Subtract char '0' or int 48 like this:

char c = '5';
int i = c - '0';

Explanation: Internally it works with ASCII value. From the ASCII table, decimal value of character 5 is 53 and 0 is 48. So 53 - 48 = 5

OR

char c = '5';
int i = c - 48; // Because decimal value of char '0' is 48

That means if you deduct 48 from any numeral character, it will convert integer automatically.

char numeralChar = '4';
int numeral = (int) (numeralChar - '0');

To convert character digit to corresponding integer. Do as shown below:

char c = '8';                    
int i = c - '0';

Logic behind the calculation above is to play with ASCII values. ASCII value of character 8 is 56, ASCII value of character 0 is 48. ASCII value of integer 8 is 8.

If we subtract two characters, subtraction will happen between ASCII of characters.

int i = 56 - 48;   
i = 8;

If it's just a single character 0-9 in ASCII, then subtracting the the value of the ASCII zero character from ASCII value should work fine.

If you want to convert larger numbers then the following will do:

char *string = "24";

int value;

int assigned = sscanf(string, "%d", &value);

** don't forget to check the status (which should be 1 if it worked in the above case).

Paul.

char chVal = '5';
char chIndex;

if ((chVal >= '0') && (chVal <= '9')) {

    chIndex = chVal - '0';
}
else 
if ((chVal >= 'a') && (chVal <= 'z')) {

    chIndex = chVal - 'a';
}
else 
if ((chVal >= 'A') && (chVal <= 'Z')) {

    chIndex = chVal - 'A';
}
else {
    chIndex = -1; // Error value !!!
}

When I need to do something like this I prebake an array with the values I want.
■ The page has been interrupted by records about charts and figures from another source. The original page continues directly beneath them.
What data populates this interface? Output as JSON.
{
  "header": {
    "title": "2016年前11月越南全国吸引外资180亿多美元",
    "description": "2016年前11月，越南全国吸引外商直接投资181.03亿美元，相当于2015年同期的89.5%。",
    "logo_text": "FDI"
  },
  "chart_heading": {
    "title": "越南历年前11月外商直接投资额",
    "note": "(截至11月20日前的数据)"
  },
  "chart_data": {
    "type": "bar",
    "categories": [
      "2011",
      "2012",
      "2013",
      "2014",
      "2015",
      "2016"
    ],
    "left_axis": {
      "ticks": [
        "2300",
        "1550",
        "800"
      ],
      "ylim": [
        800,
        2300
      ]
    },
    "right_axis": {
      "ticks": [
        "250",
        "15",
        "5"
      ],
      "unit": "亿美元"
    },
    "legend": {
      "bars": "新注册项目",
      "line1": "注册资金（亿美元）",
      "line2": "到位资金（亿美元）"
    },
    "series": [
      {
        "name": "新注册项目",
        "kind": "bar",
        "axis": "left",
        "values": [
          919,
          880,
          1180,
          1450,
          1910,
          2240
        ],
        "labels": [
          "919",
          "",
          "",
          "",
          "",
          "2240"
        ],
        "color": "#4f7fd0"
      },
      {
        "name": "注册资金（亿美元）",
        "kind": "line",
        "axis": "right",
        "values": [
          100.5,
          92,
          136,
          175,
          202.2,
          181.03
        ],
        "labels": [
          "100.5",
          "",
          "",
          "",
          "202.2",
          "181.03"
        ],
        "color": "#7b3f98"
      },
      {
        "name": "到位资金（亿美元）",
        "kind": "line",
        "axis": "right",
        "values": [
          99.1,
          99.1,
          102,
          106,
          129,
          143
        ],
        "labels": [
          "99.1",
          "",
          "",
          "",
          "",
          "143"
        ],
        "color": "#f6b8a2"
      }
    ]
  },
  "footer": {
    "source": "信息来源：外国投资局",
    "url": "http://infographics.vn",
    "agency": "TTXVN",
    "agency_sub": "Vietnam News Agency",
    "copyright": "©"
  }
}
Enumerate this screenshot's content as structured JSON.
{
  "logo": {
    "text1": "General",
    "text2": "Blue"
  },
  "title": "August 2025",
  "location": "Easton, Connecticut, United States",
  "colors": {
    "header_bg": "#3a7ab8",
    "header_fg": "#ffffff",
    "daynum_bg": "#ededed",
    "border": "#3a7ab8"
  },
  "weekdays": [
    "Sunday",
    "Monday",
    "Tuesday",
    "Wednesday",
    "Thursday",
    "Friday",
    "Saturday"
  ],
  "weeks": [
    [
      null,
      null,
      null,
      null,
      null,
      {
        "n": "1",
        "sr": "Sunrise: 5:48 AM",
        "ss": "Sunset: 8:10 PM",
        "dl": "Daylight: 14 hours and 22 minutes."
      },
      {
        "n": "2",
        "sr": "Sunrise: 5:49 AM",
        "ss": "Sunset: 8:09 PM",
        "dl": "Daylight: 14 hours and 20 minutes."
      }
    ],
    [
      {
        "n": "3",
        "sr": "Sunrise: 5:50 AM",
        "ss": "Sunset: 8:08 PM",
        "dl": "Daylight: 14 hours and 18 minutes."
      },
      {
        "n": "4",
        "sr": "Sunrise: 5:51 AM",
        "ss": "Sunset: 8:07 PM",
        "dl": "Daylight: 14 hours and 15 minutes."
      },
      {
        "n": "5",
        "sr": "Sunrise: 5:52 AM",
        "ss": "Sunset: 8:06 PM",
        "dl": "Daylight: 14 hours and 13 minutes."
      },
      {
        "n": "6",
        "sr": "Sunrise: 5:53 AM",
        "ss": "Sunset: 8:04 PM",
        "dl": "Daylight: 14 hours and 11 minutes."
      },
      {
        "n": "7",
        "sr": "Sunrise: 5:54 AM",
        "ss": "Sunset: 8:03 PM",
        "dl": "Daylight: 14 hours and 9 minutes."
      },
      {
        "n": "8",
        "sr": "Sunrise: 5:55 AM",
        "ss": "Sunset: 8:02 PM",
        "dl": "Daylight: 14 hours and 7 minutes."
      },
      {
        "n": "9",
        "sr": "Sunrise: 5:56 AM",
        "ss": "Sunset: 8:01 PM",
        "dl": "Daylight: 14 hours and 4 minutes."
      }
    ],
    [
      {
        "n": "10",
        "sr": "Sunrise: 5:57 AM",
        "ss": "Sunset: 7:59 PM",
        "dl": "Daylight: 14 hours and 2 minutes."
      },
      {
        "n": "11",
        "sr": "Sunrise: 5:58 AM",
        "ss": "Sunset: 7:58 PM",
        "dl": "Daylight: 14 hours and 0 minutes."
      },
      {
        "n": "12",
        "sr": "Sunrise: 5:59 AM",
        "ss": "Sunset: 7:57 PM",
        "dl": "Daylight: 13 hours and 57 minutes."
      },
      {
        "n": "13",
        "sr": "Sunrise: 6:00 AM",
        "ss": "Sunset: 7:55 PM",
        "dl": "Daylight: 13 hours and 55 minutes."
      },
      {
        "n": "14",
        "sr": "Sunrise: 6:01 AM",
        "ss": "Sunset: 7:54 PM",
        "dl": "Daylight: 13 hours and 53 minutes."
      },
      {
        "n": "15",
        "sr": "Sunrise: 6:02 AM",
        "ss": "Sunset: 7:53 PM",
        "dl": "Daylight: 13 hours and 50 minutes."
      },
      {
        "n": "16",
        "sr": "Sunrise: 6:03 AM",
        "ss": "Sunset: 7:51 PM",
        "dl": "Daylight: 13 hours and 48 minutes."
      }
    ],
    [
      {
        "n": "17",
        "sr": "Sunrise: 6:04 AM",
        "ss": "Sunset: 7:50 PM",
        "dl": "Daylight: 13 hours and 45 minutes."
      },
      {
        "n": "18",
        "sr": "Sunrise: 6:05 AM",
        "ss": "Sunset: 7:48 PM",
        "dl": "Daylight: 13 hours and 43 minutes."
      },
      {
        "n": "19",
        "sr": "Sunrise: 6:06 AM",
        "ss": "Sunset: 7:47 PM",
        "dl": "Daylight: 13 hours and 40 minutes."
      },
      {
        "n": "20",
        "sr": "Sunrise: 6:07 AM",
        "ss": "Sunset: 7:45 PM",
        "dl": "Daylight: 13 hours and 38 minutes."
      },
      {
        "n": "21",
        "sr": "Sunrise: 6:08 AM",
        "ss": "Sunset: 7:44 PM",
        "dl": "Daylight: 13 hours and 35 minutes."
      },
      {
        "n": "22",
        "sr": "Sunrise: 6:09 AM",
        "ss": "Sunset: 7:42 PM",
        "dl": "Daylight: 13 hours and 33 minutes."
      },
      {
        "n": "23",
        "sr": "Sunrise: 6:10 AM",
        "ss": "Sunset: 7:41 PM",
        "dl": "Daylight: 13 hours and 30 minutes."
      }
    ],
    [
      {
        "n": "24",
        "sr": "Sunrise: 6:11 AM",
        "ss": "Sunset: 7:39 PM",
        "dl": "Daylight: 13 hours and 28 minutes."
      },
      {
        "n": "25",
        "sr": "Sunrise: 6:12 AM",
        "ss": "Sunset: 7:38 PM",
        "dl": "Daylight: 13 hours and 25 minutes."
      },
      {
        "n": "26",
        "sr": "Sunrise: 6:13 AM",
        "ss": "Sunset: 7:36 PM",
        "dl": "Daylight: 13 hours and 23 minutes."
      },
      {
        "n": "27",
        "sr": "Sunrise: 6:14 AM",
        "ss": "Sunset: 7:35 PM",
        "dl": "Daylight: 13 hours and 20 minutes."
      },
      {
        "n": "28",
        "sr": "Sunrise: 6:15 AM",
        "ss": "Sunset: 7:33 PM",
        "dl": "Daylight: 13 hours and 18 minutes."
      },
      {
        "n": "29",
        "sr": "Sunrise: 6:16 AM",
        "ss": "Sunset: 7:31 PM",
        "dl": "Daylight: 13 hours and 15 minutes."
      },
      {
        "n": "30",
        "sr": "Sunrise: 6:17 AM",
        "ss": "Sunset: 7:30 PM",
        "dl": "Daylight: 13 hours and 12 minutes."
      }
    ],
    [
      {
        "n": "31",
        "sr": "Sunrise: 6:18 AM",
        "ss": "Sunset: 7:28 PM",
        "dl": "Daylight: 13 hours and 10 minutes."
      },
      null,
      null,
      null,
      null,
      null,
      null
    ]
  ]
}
const static int lookup[256] = { -1, ..., 0,1,2,3,4,5,6,7,8,9, .... };

Then the conversion is easy

int digit_to_int( unsigned char c ) { return lookup[ static_cast<int>(c) ]; }

This is basically the approach taken by many implementations of the ctype library. You can trivially adapt this to work with hex digits too.

Check this,

char s='A';

int i = (s<='9')?(s-'0'):(s<='F')?((s-'A')+10):((s-'a')+10);

for only 0,1,2,....,E,F.

Just use the atol()function:

#include <stdio.h>
#include <stdlib.h>

int main() 
{
    const char *c = "5";
    int d = atol(c);
    printf("%d\n", d);

}

If your digit is, say, '5', in ASCII it is represented as the binary number 0011 0101 (53). Every digit has the highest four bits 0011 and the lowest 4 bits represent the digit in bcd. So you just do

char cdig = '5';
int dig = cdig & 0xf; // dig contains the number 5

to get the lowest 4 bits, or, what its same, the digit. In asm, it uses and operation instead of sub(as in the other answers).

use function: atoi for array to integer, atof for array to float type; or

char c = '5';
int b = c - 48;
printf("%d", b);

You would cast it to an int (or float or double or what ever else you want to do with it) and store it in anoter variable.